犬は、その鮭をくわえて、嬉しそうに尻尾を振りながら、パナンペを振り向き、振り向き、歩いて行きます。まるで誘っているようなので、パナンペは陸に上がってその犬の後をついていきました。
その犬は、かやの野原を抜けると、大きなお屋敷に入っていきました。パナンペも入っていくと、そこでは大勢の人々がお供え餅をついていました。そして、たくさんの金の子犬や銀の子犬がいて、パナンペを見つけると、金の子犬は、「金色ワンワン」、銀の子犬は、「銀色ワンワン」と吠えました。
屋敷の中には、品の良い老夫婦が座っていて、その横にいる若い女の前にはパナンペが与えた鮭が置かれていました。
老主人の翁は、パナンペの温情にお礼を述べて、ごちそうを振舞いました。
パナンペが屋敷を去るときに、翁が「金色の子犬と銀色の子犬のどちらかを連れて行きなさい」と勧めるので、パナンペは、銀色の子犬を選んで、荷車の上に載せて、おみやげにもらったお供え餅を与えながら、大切に家に連れて帰りました。
翌朝、パナンペが目覚めると、銀色の子犬は姿を消していて、家の中には、宝物がどっさりありました。
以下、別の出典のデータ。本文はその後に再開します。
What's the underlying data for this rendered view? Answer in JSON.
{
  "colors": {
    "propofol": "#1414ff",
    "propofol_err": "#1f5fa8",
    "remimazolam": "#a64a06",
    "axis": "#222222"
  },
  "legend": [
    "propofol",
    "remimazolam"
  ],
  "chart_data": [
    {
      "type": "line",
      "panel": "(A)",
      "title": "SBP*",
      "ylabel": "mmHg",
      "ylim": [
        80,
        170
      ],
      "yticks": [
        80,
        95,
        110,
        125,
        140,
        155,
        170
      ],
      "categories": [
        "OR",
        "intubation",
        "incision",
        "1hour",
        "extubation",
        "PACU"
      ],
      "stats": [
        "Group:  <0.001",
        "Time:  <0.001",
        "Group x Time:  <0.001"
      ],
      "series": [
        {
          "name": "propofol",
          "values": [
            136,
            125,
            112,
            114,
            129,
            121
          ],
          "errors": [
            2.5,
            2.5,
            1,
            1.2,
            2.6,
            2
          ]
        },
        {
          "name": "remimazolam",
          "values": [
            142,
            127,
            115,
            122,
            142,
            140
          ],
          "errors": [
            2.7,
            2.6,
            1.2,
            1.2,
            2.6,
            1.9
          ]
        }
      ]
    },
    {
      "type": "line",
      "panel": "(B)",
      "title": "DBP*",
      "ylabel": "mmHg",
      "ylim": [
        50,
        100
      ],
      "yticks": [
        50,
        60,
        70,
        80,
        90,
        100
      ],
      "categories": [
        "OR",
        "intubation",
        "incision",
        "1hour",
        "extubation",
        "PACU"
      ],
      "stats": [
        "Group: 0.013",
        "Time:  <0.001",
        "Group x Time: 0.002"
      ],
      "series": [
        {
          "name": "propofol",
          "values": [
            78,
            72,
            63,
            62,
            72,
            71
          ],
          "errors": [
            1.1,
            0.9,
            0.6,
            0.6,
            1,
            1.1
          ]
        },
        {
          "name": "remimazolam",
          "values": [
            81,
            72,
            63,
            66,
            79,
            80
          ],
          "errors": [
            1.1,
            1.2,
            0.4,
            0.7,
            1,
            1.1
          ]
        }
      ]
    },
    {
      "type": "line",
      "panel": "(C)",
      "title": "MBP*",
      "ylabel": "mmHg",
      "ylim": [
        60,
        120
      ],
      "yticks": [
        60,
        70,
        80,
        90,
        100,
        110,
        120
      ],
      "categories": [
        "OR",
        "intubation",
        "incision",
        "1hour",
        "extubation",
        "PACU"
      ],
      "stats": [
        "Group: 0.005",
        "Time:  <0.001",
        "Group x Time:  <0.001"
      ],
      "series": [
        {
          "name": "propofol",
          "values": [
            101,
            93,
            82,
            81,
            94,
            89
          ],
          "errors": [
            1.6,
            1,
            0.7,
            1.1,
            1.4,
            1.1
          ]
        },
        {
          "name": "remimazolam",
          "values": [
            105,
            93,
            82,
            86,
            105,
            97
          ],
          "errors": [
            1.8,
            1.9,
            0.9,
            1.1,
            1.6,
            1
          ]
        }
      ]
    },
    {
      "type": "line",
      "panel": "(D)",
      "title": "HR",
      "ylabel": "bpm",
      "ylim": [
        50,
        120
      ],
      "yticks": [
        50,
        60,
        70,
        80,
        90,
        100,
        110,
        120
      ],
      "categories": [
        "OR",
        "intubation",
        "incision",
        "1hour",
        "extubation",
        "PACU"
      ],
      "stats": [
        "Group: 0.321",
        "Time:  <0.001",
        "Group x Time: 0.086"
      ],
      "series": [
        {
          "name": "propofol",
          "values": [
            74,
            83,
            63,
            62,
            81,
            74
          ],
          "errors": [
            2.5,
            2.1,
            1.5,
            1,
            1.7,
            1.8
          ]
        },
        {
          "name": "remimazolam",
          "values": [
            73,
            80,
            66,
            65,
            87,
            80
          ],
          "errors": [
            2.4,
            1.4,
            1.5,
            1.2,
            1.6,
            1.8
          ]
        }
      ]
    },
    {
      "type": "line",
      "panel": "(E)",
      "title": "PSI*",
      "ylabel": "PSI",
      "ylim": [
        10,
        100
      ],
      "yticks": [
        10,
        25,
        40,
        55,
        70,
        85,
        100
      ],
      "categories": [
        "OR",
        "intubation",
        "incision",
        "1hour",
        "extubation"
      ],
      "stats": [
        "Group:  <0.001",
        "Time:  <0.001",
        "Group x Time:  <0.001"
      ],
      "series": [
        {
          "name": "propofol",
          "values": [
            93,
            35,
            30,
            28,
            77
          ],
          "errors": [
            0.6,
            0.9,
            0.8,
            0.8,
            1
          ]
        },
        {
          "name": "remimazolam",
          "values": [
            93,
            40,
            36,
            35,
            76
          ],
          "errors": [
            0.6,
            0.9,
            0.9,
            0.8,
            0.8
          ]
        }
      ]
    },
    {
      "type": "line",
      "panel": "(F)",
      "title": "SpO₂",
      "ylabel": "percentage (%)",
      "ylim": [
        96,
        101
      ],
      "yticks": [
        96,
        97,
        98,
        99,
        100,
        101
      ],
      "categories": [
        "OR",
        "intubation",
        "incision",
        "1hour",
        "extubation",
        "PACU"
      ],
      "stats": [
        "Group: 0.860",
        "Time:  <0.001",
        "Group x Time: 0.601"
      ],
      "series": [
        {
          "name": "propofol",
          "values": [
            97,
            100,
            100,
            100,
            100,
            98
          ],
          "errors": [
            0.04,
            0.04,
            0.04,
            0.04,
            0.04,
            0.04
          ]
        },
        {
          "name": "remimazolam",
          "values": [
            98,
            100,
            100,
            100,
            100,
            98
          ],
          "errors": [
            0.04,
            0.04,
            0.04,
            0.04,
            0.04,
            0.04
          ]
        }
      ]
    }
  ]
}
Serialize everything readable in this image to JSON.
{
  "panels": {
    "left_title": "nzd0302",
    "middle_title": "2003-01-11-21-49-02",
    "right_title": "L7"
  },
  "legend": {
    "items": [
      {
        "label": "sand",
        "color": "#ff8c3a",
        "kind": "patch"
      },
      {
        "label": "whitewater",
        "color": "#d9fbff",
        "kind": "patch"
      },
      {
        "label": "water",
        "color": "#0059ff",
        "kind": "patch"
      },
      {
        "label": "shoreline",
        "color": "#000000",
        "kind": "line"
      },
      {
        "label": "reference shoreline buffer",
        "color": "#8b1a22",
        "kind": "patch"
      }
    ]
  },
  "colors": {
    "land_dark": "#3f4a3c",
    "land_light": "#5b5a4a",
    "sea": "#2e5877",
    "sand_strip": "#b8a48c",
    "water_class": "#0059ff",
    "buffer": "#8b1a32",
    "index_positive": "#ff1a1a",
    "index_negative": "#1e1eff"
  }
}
その話を聞いた川上に住むペナンペは、悔しがって、早速、川に鮭を獲りに出かけました。鮭を運んでいるとやせた犬が川岸に現れたので、ペナンペは、いちばん小さな鮭を選んで、砂まみれのまま、その犬に投げつけました。
その犬は、魚をくわえると振り返ることもなく、歩き去っていきました。
ペナンペはあわてて、後を追いかけ、カヤの野原を抜けると大きな屋敷に着きました。ペナンペは、吠える子犬たちに石を投げつけて追い払うと、屋敷の中に入っていきました。
それでも、老主人はペナンペにごちそうを振舞い、最後に金色の子犬と銀色の子犬を選ばせました。
ペナンペは、金色の子犬を選ぶと、子犬をけとばして歩かせながら、家に戻ってきました。おみやげのお供え餅は、一口も子犬に与えませんでした。
翌朝、ペナンペは、家の中に犬の糞が積もっていることに気づきました。家の外に掃きだしても掃きだしても、糞は後から後から降ってきて、ペナンペはとうとう疲れ果てて、死んでしまいましたとさ。